Medical waste is dumped in landfills specially specified with the intent to protect the environment from contamination. This way of waste removal is cost-effective as it does not need any pre-treatment like autoclaving or incineration. However, the government needs to employ inflexible restrictions for the proper removal of medical waste in landfills to avoid contamination.

Impacts of Improper Medical Waste Management

Source: i24news.tv

Medical waste, if not disposed of appropriately, can pose harm to the environment and the community. Some major impacts of the improper disposal of medical waste management include:

  • Public Health Hazards:

Improper handling of hazardous biomedical waste can result in serious illnesses like:

  • Influenza
  • Meningitis
  • Hepatitis B and C
  • Candida
  • HIV
  • Streptococcus pneumonia

Unsafe disposal of sharps waste can cause injuries, burns, infections, and even AIDS.

  • Environment Pollution:

Improper disposal of medical waste and inadequate treatment methods can contaminate groundwater resources and pollute the air, thereby disturbing wildlife ecosystems.

  • Emergence of Multidrug-Resistant Microorganisms:

Improper removal of pharmaceutical waste can result in the production of drug-resistant strains of microbes.

  • Legal Implications:

The inability to follow medical waste disposal regulations can put your patient or staff at risk, ultimately resulting in severe lawsuits that can even shut down your medical facility.

Medical Waste Management Recommendations

Source: danielshealth.com

Considering the potential risks associated with inadequate medical waste management, the following are some recommendations to improve waste management in healthcare.

  • Segregation of Waste:

Segregate the hazardous and non-hazardous waste at the source.

  • Staff Training:

Healthcare facilities should provide proper training to their staff on handling, segregating, and disposing of medical waste.

  • Use of Technology:

Adapt to technological advances and find appropriate technologies for autoclaving and incineration to sterilize medical waste and reduce its volume.

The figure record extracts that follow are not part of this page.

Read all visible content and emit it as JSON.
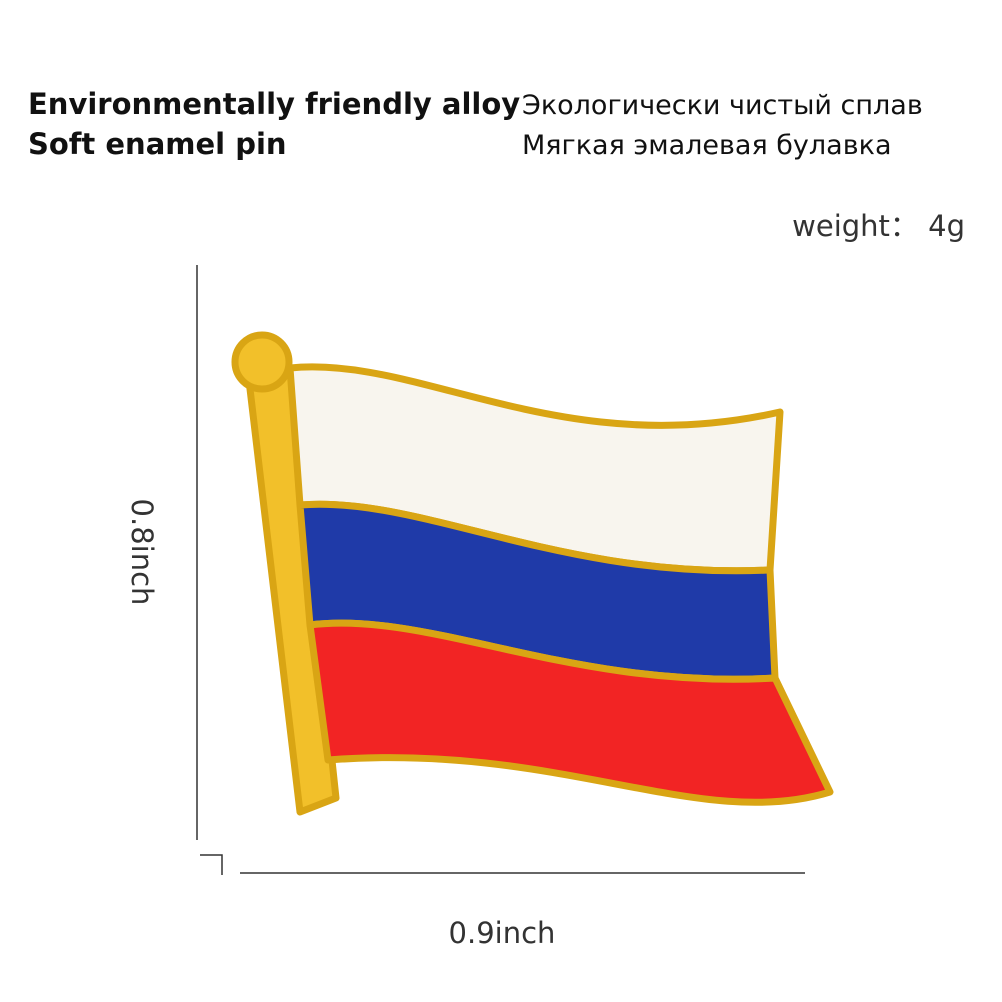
{
  "header": {
    "english": [
      "Environmentally friendly alloy",
      "Soft enamel pin"
    ],
    "russian": [
      "Экологически чистый сплав",
      "Мягкая эмалевая булавка"
    ]
  },
  "weight": "weight： 4g",
  "dimensions": {
    "height": "0.8inch",
    "width": "0.9inch"
  }
}
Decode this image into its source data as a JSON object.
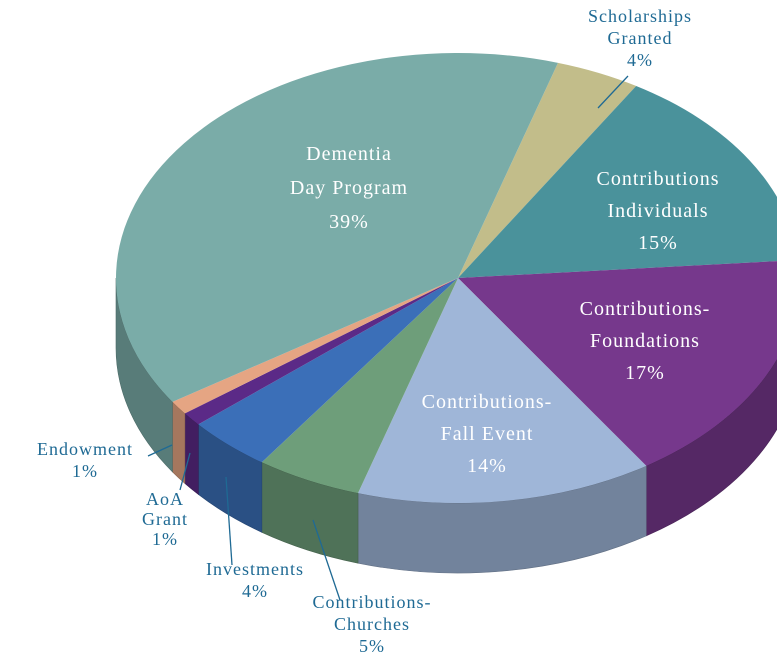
{
  "chart_data": {
    "type": "pie3d",
    "categories": [
      "Scholarships\nGranted",
      "Contributions\nIndividuals",
      "Contributions-\nFoundations",
      "Contributions-\nFall Event",
      "Contributions-\nChurches",
      "Investments",
      "AoA\nGrant",
      "Endowment",
      "Dementia\nDay Program"
    ],
    "values": [
      4,
      15,
      17,
      14,
      5,
      4,
      1,
      1,
      39
    ],
    "value_labels": [
      "4%",
      "15%",
      "17%",
      "14%",
      "5%",
      "4%",
      "1%",
      "1%",
      "39%"
    ],
    "colors": [
      "#c2bd8a",
      "#4a929b",
      "#76388c",
      "#9fb6d8",
      "#6e9e7a",
      "#3b6fb8",
      "#5b2a87",
      "#e5a583",
      "#7aaca8"
    ]
  }
}
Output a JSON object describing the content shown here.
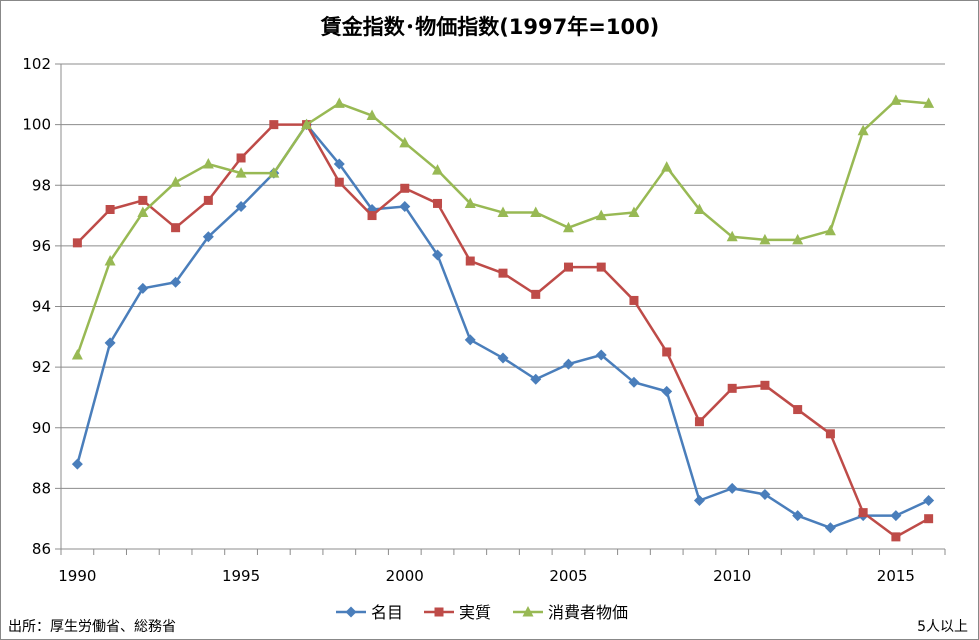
{
  "chart_data": {
    "type": "line",
    "title": "賃金指数･物価指数(1997年=100)",
    "xlabel": "",
    "ylabel": "",
    "x": [
      1990,
      1991,
      1992,
      1993,
      1994,
      1995,
      1996,
      1997,
      1998,
      1999,
      2000,
      2001,
      2002,
      2003,
      2004,
      2005,
      2006,
      2007,
      2008,
      2009,
      2010,
      2011,
      2012,
      2013,
      2014,
      2015,
      2016
    ],
    "xlim": [
      1989.5,
      2016.5
    ],
    "ylim": [
      86,
      102
    ],
    "x_ticks": [
      1990,
      1995,
      2000,
      2005,
      2010,
      2015
    ],
    "y_ticks": [
      86,
      88,
      90,
      92,
      94,
      96,
      98,
      100,
      102
    ],
    "grid": true,
    "legend_position": "bottom",
    "series": [
      {
        "name": "名目",
        "color": "#4a7ebb",
        "marker": "diamond",
        "values": [
          88.8,
          92.8,
          94.6,
          94.8,
          96.3,
          97.3,
          98.4,
          100.0,
          98.7,
          97.2,
          97.3,
          95.7,
          92.9,
          92.3,
          91.6,
          92.1,
          92.4,
          91.5,
          91.2,
          87.6,
          88.0,
          87.8,
          87.1,
          86.7,
          87.1,
          87.1,
          87.6
        ]
      },
      {
        "name": "実質",
        "color": "#be4b48",
        "marker": "square",
        "values": [
          96.1,
          97.2,
          97.5,
          96.6,
          97.5,
          98.9,
          100.0,
          100.0,
          98.1,
          97.0,
          97.9,
          97.4,
          95.5,
          95.1,
          94.4,
          95.3,
          95.3,
          94.2,
          92.5,
          90.2,
          91.3,
          91.4,
          90.6,
          89.8,
          87.2,
          86.4,
          87.0
        ]
      },
      {
        "name": "消費者物価",
        "color": "#98b954",
        "marker": "triangle",
        "values": [
          92.4,
          95.5,
          97.1,
          98.1,
          98.7,
          98.4,
          98.4,
          100.0,
          100.7,
          100.3,
          99.4,
          98.5,
          97.4,
          97.1,
          97.1,
          96.6,
          97.0,
          97.1,
          98.6,
          97.2,
          96.3,
          96.2,
          96.2,
          96.5,
          99.8,
          100.8,
          100.7
        ]
      }
    ]
  },
  "notes": {
    "source": "出所：厚生労働省、総務省",
    "scope": "5人以上"
  }
}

  • Appropriate Use of Containers:

Source: blog.bunzlchs.com

Use specifically designed, leak-proof containers for disposing of each type of medical waste to avoid mixing hazardous and non-hazardous waste.

  • Management of Pharmaceutical Waste:

Follow appropriate guidelines for the disposal of pharmaceutical waste, such as expired medicines, to avoid the emergence of MDR microorganisms.

  • Public Awareness:

Run public awareness programs and campaigns to educate the community about waste management and risks associated with inadequate handling of medical waste.

  • Accountability:

Follow strict rules and regulations for the disposal of medical waste and impose legal charges for non-compliance to ensure accountability.


Biomedical waste refers to all sorts of waste material generated from any medical facility. It includes infectious, pathological, cytotoxic, radioactive, chemical, pharmaceutical, and general waste. Medical waste management practices include incineration, autoclaving, microwaving, landfill disposal, encapsulation, and disinfection. Understanding the consequences of improper medical waste disposal and implementing regulations for efficient disposal of waste from healthcare facilities is crucial for safeguarding our community from infectious diseases and pollution.